Anjalikastra is a celestial weapon in Hindu mythology. Anjalikastra was a personal astra (celestial weapon) of the king of the devas, Indra. According to Hindu literature, using this weapon on an opponent decapitates them. In some stories, it is also said that Lakshmana - the brother of Rama - used same Anjalikastra to kill Indrajita. This astra is mentioned when Mahabharata's Arjuna used it to kill Karna.

Ramayana 
In some versions of Ramayana, it is said that Meghanada (Indrajita) was killed by the usage of Anjalikastra. Meghanada was granted a boon from Brahma that after the completion of the Yagna (fire-worship) of his native goddess Prathyangira -"Nikumbhila yagna", he will get a celestial chariot, mounting on which, he will win over any enemy in war and become invulnerable. But Brahma also cautioned him that whosoever would destroy this yagna would also kill him.
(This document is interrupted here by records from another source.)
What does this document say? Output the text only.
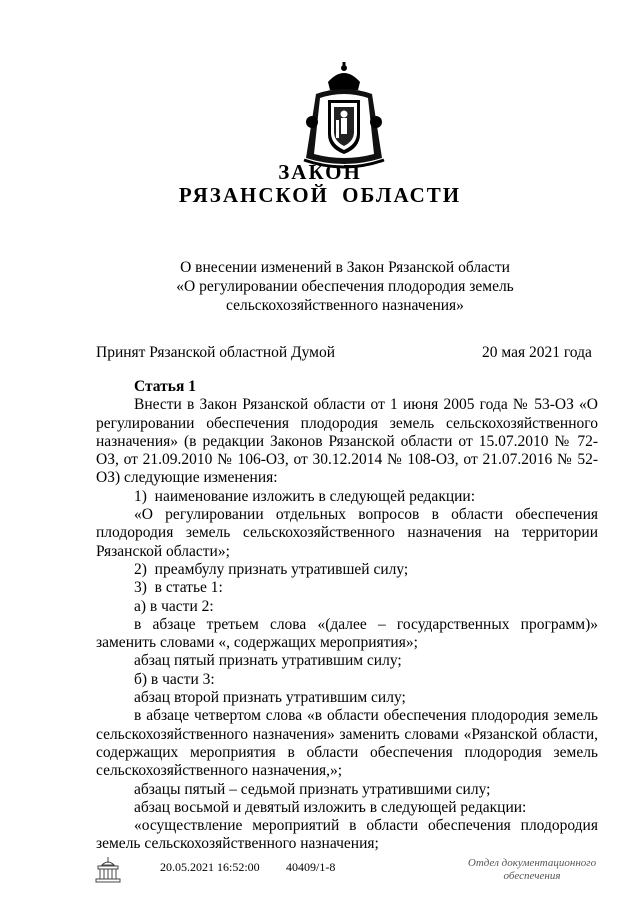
ЗАКОН
РЯЗАНСКОЙ ОБЛАСТИ
О внесении изменений в Закон Рязанской области
«О регулировании обеспечения плодородия земель
сельскохозяйственного назначения»
Принят Рязанской областной Думой	20 мая 2021 года
Статья 1
Внести в Закон Рязанской области от 1 июня 2005 года № 53-ОЗ «О регулировании обеспечения плодородия земель сельскохозяйственного назначения» (в редакции Законов Рязанской области от 15.07.2010 № 72-ОЗ, от 21.09.2010 № 106-ОЗ, от 30.12.2014 № 108-ОЗ, от 21.07.2016 № 52-ОЗ) следующие изменения:
1)  наименование изложить в следующей редакции:
«О регулировании отдельных вопросов в области обеспечения плодородия земель сельскохозяйственного назначения на территории Рязанской области»;
2)  преамбулу признать утратившей силу;
3)  в статье 1:
а) в части 2:
в абзаце третьем слова «(далее – государственных программ)» заменить словами «, содержащих мероприятия»;
абзац пятый признать утратившим силу;
б) в части 3:
абзац второй признать утратившим силу;
в абзаце четвертом слова «в области обеспечения плодородия земель сельскохозяйственного назначения» заменить словами «Рязанской области, содержащих мероприятия в области обеспечения плодородия земель сельскохозяйственного назначения,»;
абзацы пятый – седьмой признать утратившими силу;
абзац восьмой и девятый изложить в следующей редакции:
«осуществление мероприятий в области обеспечения плодородия земель сельскохозяйственного назначения;
20.05.2021 16:52:00 40409/1-8	Отдел документационного
обеспечения
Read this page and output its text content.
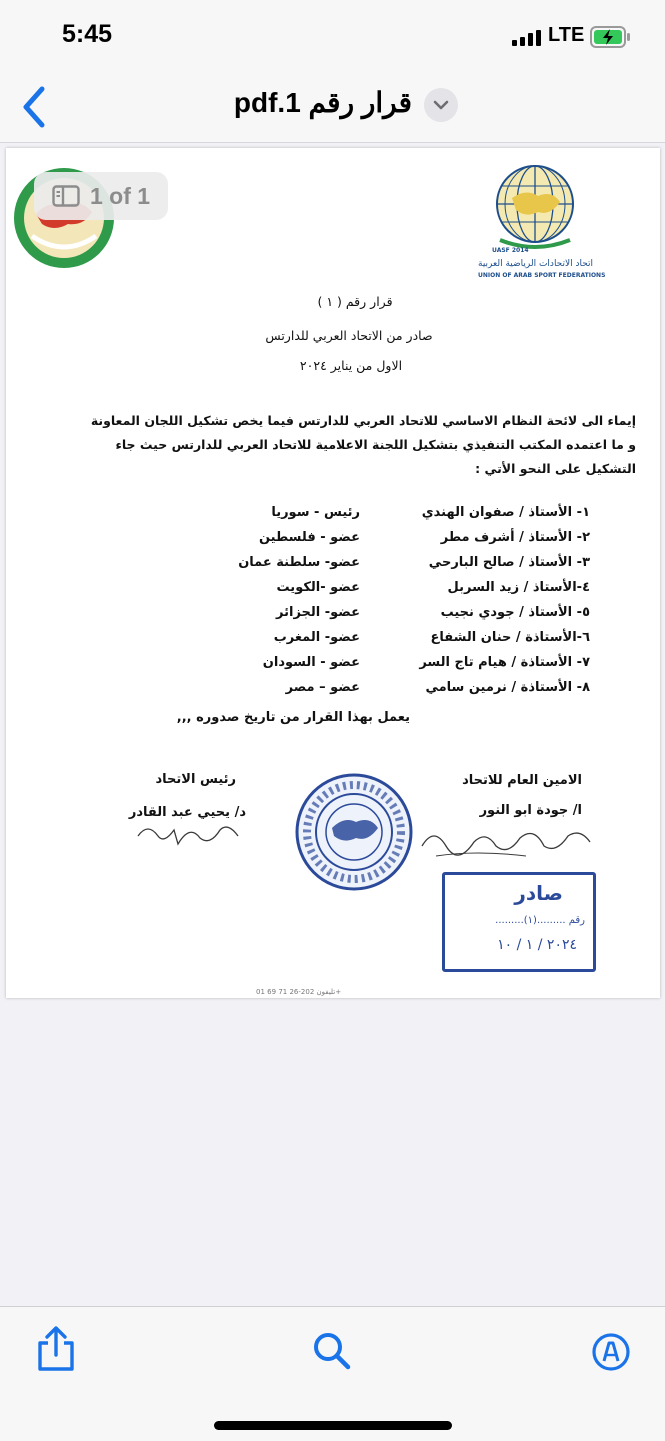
5:45	LTE
قرار رقم 1.pdf
UASF 2014
اتحاد الاتحادات الرياضية العربية
UNION OF ARAB SPORT FEDERATIONS
قرار رقم ( ١ )
صادر من الاتحاد العربي للدارتس
الاول من يناير ٢٠٢٤
إيماء الى لائحة النظام الاساسي للاتحاد العربي للدارتس فيما يخص تشكيل اللجان المعاونة
و ما اعتمده المكتب التنفيذي بتشكيل اللجنة الاعلامية للاتحاد العربي للدارتس حيث جاء
التشكيل على النحو الأتي :
١- الأستاذ / صفوان الهندي
رئيس - سوريا
٢- الأستاذ / أشرف مطر
عضو - فلسطين
٣- الأستاذ / صالح البارحي
عضو- سلطنة عمان
٤-الأستاذ / زيد السربل
عضو -الكويت
٥- الأستاذ / جودي نجيب
عضو- الجزائر
٦-الأستاذة / حنان الشفاع
عضو- المغرب
٧- الأستاذة / هيام تاج السر
عضو - السودان
٨- الأستاذة / نرمين سامي
عضو – مصر
يعمل بهذا القرار من تاريخ صدوره ,,,
الامين العام للاتحاد
ا/ جودة ابو النور
رئيس الاتحاد
د/ يحيي عبد القادر
صادر
رقم .........(١).........
٢٠٢٤ / ١ / ١٠
تليفون 202-26 71 69 01+
1 of 1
Indrajita through severe penance convinced Brahma to give him a boon in which it was promised to him that Indrajita would only be killed by such a man who hadn't had sleep for Fourteen years continuously. Thus Lakshmana was only the person at that time whose life satisfied those conditions and thus he was the only person eligible to kill Indrajita. Knowing this Vibhishana requested Lakshmana to destroy Indrajit's yagna. Lakshmana was very successful in spoiling Indrajit's Nikumbhila Yagna and finally killed Meghanada using Anjalikastra.

Mahabharata 

On the 17th day of the Kurukshetra war, Karna and Arjuna faced each other and started fighting. As the battle intensified, Karna had an arrow on his neck by Arjuna by the Anjalikastra.